Husk and I made small talk, the where-do-you-live kind. I told him, Tulsa, mostly, and when I spoke, the trees and red dirt of Oklahoma entered the little kitchen at Adam’s Rib. For a moment, I smelled the richness of nut trees and the thick-aired Oklahoma evenings. I felt a pang of loneliness for that land.
“Have you seen the salt?” Agnes asked. Then to me, she said, “See how he squints?” Meaning Husk. “It’s because he had snow blindness once. In 1929.” I could hear in her voice that she cared for him.
Husk was a light eater. He ate only a little bread and stew and a piece of the fried fish. Once, during dinner, while I savored the hot bread, Agnes looked at Husk, took off her glasses and cleaned them on her sleeve, then looked at him more closely. It wasn’t until later, when I went to bed and tried, without success, to sleep, that I realized I had taken Husk’s cot. It smelled of his soap.
That night, I lay down on the place his body had formed, and it came to me that maybe this was the first night they’d shared a bed in the old thin-walled house, and then from behind the wall I heard her tell him, “So, old man, you’ve got your way at last.” He laughed out loud and so did she. Like they were kids. Already my presence there was doing some good, I thought.
Sleepless as always, I went outside and sat in Dora-Rouge’s chair, listening to the insects and the wail of a loon.
The next morning, Dora-Rouge sai
d, “You look much better, Agnes. It agrees with you to sleep with Mr. Husk.”
BEGINNINGS WERE IMPORTANT to my people, as I would one day call them.
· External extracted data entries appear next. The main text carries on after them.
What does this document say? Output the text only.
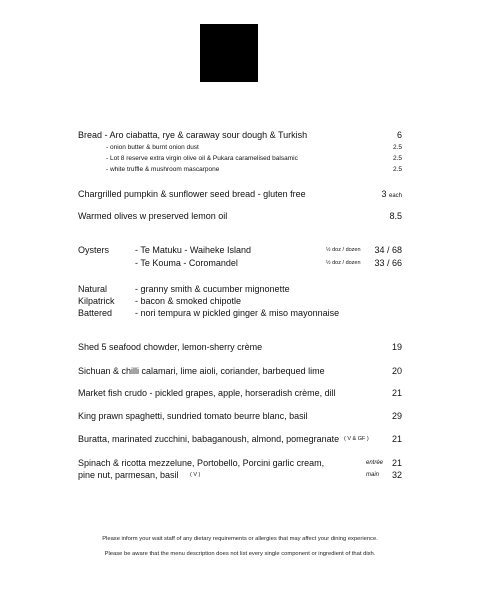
Bread - Aro ciabatta, rye & caraway sour dough & Turkish	6
- onion butter & burnt onion dust	2.5
- Lot 8 reserve extra virgin olive oil & Pukara caramelised balsamic	2.5
- white truffle & mushroom mascarpone	2.5
Chargrilled pumpkin & sunflower seed bread - gluten free	3 each
Warmed olives w preserved lemon oil	8.5
Oysters	- Te Matuku - Waiheke Island	½ doz / dozen 34 / 68
- Te Kouma - Coromandel	½ doz / dozen 33 / 66
Natural	- granny smith & cucumber mignonette
Kilpatrick - bacon & smoked chipotle
Battered	- nori tempura w pickled ginger & miso mayonnaise
Shed 5 seafood chowder, lemon-sherry crème	19
Sichuan & chilli calamari, lime aioli, coriander, barbequed lime	20
Market fish crudo - pickled grapes, apple, horseradish crème, dill	21
King prawn spaghetti, sundried tomato beurre blanc, basil	29
Buratta, marinated zucchini, babaganoush, almond, pomegranate ( V & GF )	21
Spinach & ricotta mezzelune, Portobello, Porcini garlic cream,	entrée 21
pine nut, parmesan, basil ( V )	main 32
Please inform your wait staff of any dietary requirements or allergies that may affect your dining experience.
Please be aware that the menu description does not list every single component or ingredient of that dish.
It was why Agnes, on a warm, damp night a few days after my return, said, “Nobody knows where it began, your story.” Behind her, white-winged moths and June bugs clung to the screens. “I’ve thought of it for years, where the beginning was.” She turned toward the window, as if answers lived in the wings of moths and the snapping sound of bugs. “What happened to you started long ago. It began around the time of the killing of the wolves. When people were starving.” In spite of the warmth, she pulled the coat tight around her and shivered. “I think and I think and still I don’t know.”
Dora-Rouge pointed her crooked finger at the cloud-colored coat. “It might have been that bear’s revenge on humans.”
“No. It was long before then.”
She searched for words. As in Genesis, the first word shaped what would follow. It was of utmost importance. It determined the kind of world that would be created.
“There wasn’t a single beaver that year. They’d killed them all. And they’d just logged the last of the pine forests.”
I tried to make sense of what she said, but it was hard at first to put it all together. Harold, her son—my grandfather—was married to the woman named Bush, the woman of the island, the one I’d seen drifting in the canoe. But Harold left Bush, a slip of a girl, to go off with a woman named Loretta Wing, my blood grandmother, the mother of Hannah. Harold later vanished off the face of earth, Agnes said.